Ik ben de Verrijzenis; 

 

(Verklaring van deze boodschap:

In het begin, toen ik onverwachts werd benaderd door mijn engelbewaarder om de weg voor de Heer te openen, had ik, als een “professionele” zondares, geen liefde voor God. Zelfs niet toen mijn engel mij dingen over de hemel vertelde. Ik was gewoon tevreden met het samenzijn met mijn engel. Ik verlangde niet meer. Toen God mij benaderde in plaats van mijn engel, was ik een beetje teleurgesteld. Ik voelde Hem als een vreemde omdat ik al vertrouwd was met mijn engel, mijn gevoelens van ver­rassing  waren veranderd in gevoelens van liefde. En daarom kon ik niet begrijpen waarom God de plaats van mijn engel wilde innemen. Ik ging zelfs zover te geloven dat God jaloers was op de liefde die ik koesterde voor mijn engelbewaarder en ik voelde medelijden met mijn engel.

Later, na een zeer pijnlijke zuivering die mij door mijn engel werd gegeven, naderde God opnieuw voor de tweede maal om de plaats van de engel in te nemen. Hij bleef enkele dagen bij mij en opende mijn hart langzaam en met Wijsheid, om mij niet af te schrikken. Juist toen ik begon mij voor de Heer open te stellen, rende  Hij weg en verborg Zich. Ik draaide mij om, op zoek naar mijn engel, maar ik kon ook hem niet meer vinden. Ik voelde dat mij een paar zielen[7] naderden die mij smeekten om voor hen te bidden en hen te zegenen. Ik bad voor hen en zegende hen. Toen vroegen ze mij hen met wijwater te zegenen. Ik rende snel naar de kerk om wijwater voor hen te halen en zegende hen door wijwater over hen te sprenkelen. Ik maakte van de gelegenheid gebruik om hen te vragen of ze mijn engel hadden gezien en Degene die mijn hart al begon te beminnen, maar ik kreeg geen antwoord.

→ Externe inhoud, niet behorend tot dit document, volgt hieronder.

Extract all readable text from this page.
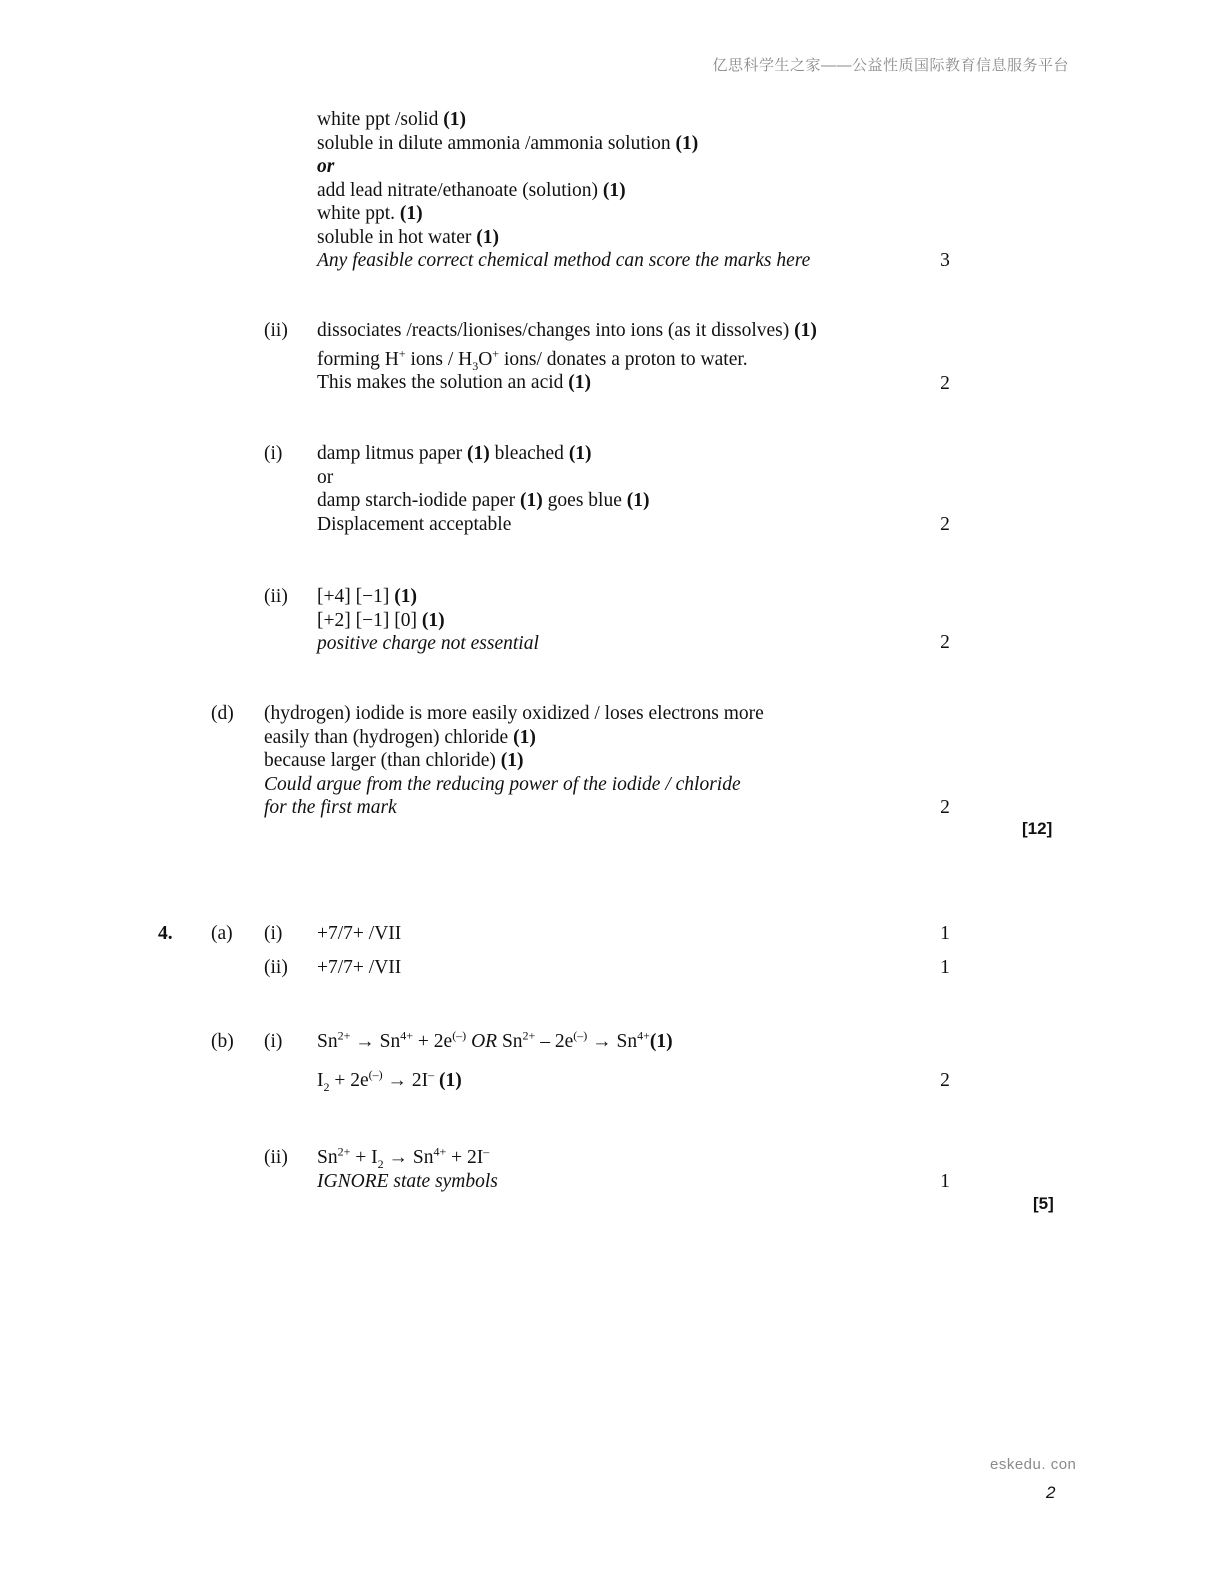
亿思科学生之家——公益性质国际教育信息服务平台
eskedu. con
2
white ppt /solid (1)
soluble in dilute ammonia /ammonia solution (1)
or
add lead nitrate/ethanoate (solution) (1)
white ppt. (1)
soluble in hot water (1)
Any feasible correct chemical method can score the marks here	3
(ii) dissociates /reacts/lionises/changes into ions (as it dissolves) (1)
forming H+ ions / $H_3O^+$ ions/ donates a proton to water.
This makes the solution an acid (1)	2
(i) damp litmus paper (1) bleached (1)
or
damp starch-iodide paper (1) goes blue (1)
Displacement acceptable	2
(ii) [+4] [−1] (1)
[+2] [−1] [0] (1)
positive charge not essential	2
(d) (hydrogen) iodide is more easily oxidized / loses electrons more
easily than (hydrogen) chloride (1)
because larger (than chloride) (1)
Could argue from the reducing power of the iodide / chloride
for the first mark	2
[12]
4. (a) (i) +7/7+ /VII	1
(ii) +7/7+ /VII	1
(b) (i) $Sn^{2+} \to Sn^{4+} + 2e^{(-)}$ OR $Sn^{2+} - 2e^{(-)} \to Sn^{4+}(1)$
$I_2 + 2e^{(-)} \to 2I^-$ (1)	2
(ii) $Sn^{2+} + I_2 \to Sn^{4+} + 2I^-$
IGNORE state symbols	1
[5]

Elke dag die verstreek leek een jaar. Ik zocht Vrede en kon geen vrede vinden. Ik was omringd door veel mensen en veel vrienden maar nooit eerder voelde ik mij meer alleen en verlaten dan in die dagen. Het was alsof ik door de hel ging.

Vele keren schreeuwde ik naar mijn engel om bij mij terug te komen, maar nee, hij had mij de rug toegekeerd en was weg! “Mijn ziel was ontsteld over zijn vlucht.

Ik zocht hem, maar vond hem niet, ik riep hem, maar hij antwoordde niet.” (Hooglied 5, 6). Ik doolde drie hele weken rond in de woestijn helemaal alleen totdat ik het niet langer uithield. Dan, uit ellende, schreeuwde ik tot Jahweh en bestormde ik de Hemel: “Vader! O God, neem mij en gebruik mij zoals U wilt, zuiver mij, opdat U mij kunt gebruiken!” Door deze kreet, die uit het diepst van mijn hart kwam, ging plotseling de Hemel open en als een Donder riep de Stem van de Vader vol emotie tot mij: “Ik, God, bemin je!”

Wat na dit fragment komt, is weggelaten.